An announcement by Finance Minister Avigdor Lieberman and Economy Minister Orna Barbivai on Wednesday that there will be a two-month delay in the implementation of the “daycare decree” came as quite a surprise, especially since Lieberman told reporters just a day earlier that he’s not afraid of making unpopular decisions like the daycare subsidy cuts.
So what happened? According to a Globes report later on Wednesday, Lieberman’s decision to cut the daycare subsidies was not coordinated with Prime Minister Naftali Bennett or Foreign Minister Yair Lapid and did not meet their approval. It’s true that the cut was one of Lieberman’s demands during coalition agreements but they didn’t expect it to be implemented so soon and without any preparation. Lapid wants the cuts to be made only as part of an overall plan that provides a financial safety net for the families, even a preliminary one, that will minimize the fallout, such as unemployment among Chareidi women.
Additionally, Lieberman, who professes that he’s implementing the cut for the “benefit” of the Chareidim, did not coordinate the move with other relevant ministries, including the Economy Ministry, which is responsible for implementing the plan, and the Welfare Ministry, which will deal with the negative repercussions of the plan which is liable to throw many families into poverty.
Furthermore, left-wing MKs from Labor and Meretz, who have strong social values, oppose the plan but received messages from Bennett and Lapid not to fan the flames and the problem will be taken care of quietly. Despite this, many of the left-wing MKs publicly criticized the plan. Even Ra’am chairman Mansour Abbas expressed his opposition and asked Bennett to intervene. Joint Arab List chairman Ahmad Tibi [who is not part of the coalition] expressed his opposition to the plan as well.
Additionally, Bennett found himself under attack due to his explicit promise following the formation of the government that he “will not harm the Chareidim.”
The first thing Bennett did was send Yamina MK Idit Silman to work out a compromise with Lieberman. Silman begged Leiberman to delay the plan for a year but he refused.
Meanwhile, Lapid and Bennett consulted with New Hope chairman Gideon Sa’ar and MK Ze’ev Elkin, who maintain connections with the Chareidi parties. They concluded that they wouldn’t engage Lieberman in an all-out war since the daycare cuts are part of the coalition agreements and instead convince him to delay the cuts.

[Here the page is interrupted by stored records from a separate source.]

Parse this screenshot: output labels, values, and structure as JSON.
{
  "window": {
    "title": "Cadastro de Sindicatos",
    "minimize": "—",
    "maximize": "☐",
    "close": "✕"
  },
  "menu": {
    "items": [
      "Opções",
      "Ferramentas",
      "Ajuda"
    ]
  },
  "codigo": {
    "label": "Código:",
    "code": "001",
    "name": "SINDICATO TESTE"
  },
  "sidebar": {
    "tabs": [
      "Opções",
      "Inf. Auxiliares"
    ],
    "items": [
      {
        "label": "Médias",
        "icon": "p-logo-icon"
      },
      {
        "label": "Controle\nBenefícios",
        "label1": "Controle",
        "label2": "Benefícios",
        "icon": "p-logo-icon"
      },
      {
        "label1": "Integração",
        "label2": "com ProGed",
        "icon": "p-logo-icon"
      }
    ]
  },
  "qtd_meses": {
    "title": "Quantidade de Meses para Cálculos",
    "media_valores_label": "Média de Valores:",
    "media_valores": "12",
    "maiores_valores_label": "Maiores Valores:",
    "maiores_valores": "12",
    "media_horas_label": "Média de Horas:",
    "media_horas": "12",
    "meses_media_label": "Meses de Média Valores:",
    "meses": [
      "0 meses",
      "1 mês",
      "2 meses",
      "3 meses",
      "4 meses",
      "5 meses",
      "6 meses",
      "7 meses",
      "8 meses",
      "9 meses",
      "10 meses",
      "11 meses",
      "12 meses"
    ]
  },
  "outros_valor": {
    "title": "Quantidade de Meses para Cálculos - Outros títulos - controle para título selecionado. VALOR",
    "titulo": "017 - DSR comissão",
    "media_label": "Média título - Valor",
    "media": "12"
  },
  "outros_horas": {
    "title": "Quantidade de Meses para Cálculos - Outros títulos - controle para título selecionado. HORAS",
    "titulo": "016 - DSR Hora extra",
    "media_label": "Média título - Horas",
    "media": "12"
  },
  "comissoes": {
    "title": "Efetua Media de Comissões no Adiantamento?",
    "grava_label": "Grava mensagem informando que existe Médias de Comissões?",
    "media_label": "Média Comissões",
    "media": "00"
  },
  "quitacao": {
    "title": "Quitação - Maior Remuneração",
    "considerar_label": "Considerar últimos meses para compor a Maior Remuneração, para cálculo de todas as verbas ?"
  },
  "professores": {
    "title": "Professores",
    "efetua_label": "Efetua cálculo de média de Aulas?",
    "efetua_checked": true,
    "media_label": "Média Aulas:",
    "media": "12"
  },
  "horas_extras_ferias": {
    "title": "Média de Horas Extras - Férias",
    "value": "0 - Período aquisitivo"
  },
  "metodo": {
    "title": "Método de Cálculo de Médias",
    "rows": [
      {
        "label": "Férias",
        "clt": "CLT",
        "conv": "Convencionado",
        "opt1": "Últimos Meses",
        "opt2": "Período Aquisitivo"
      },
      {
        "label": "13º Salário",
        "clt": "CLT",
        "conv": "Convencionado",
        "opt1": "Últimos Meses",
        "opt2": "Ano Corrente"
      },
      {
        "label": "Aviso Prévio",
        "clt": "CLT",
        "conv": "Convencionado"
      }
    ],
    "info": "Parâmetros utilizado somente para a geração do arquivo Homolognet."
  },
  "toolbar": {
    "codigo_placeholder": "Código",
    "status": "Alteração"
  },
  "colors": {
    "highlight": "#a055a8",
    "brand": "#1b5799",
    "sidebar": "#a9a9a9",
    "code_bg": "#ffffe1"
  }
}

Economy Minister Orna Barbivai (Yesh Atid) was sent on the mission to convince Lieberman of the need for a delay, armed with alarming data about the immediate consequences of the step, including the closure of daycares in the Chareidi sector, and advance requests from Chareidi families to the Welfare Ministry for financial assistance for the quickly approaching Yamim Tovim.
Barbivai’s first request to Lieberman was to postpone the cut until it could be implemented as part of his comprehensive plan for the Chareidi sector, including vocational training, the introduction of the core curriculum in Chareidi schools, and other measures. Lieberman refused.
Barbivai proposed another plan to delay the move and use the time to mitigate the negative consequences of the decision. Ultimately, Lieberman would only agree to a two-month delay, until November 1, despite the fact that it is clear to both sides that two months [which includes Rosh Hashanah, Yom Kippur and Sukkos] are not sufficient for the stated goal.
Even those government officials not necessarily opposed to the daycare cut slammed Lieberman for announcing the cut without any preparation or coordination with the relevant ministries.
The scenario is a fulfillment of reports during the government negotiations when sources said Lieberman will be in full control of all of the government’s financial decisions, making him “the de facto ba’al habayis of the government.”
As Shas MK Michael Malchieli put it, “You take the neighborhood bully, Lieberman, and give him all the money!”
As is well-known, Lieberman plans on using his power to implement measures against Chareidim. “The budget and the coalition agreements include quite a few measures regarding the Chareidi sector, directly and indirectly,” a source in the Finance Ministry told Globes.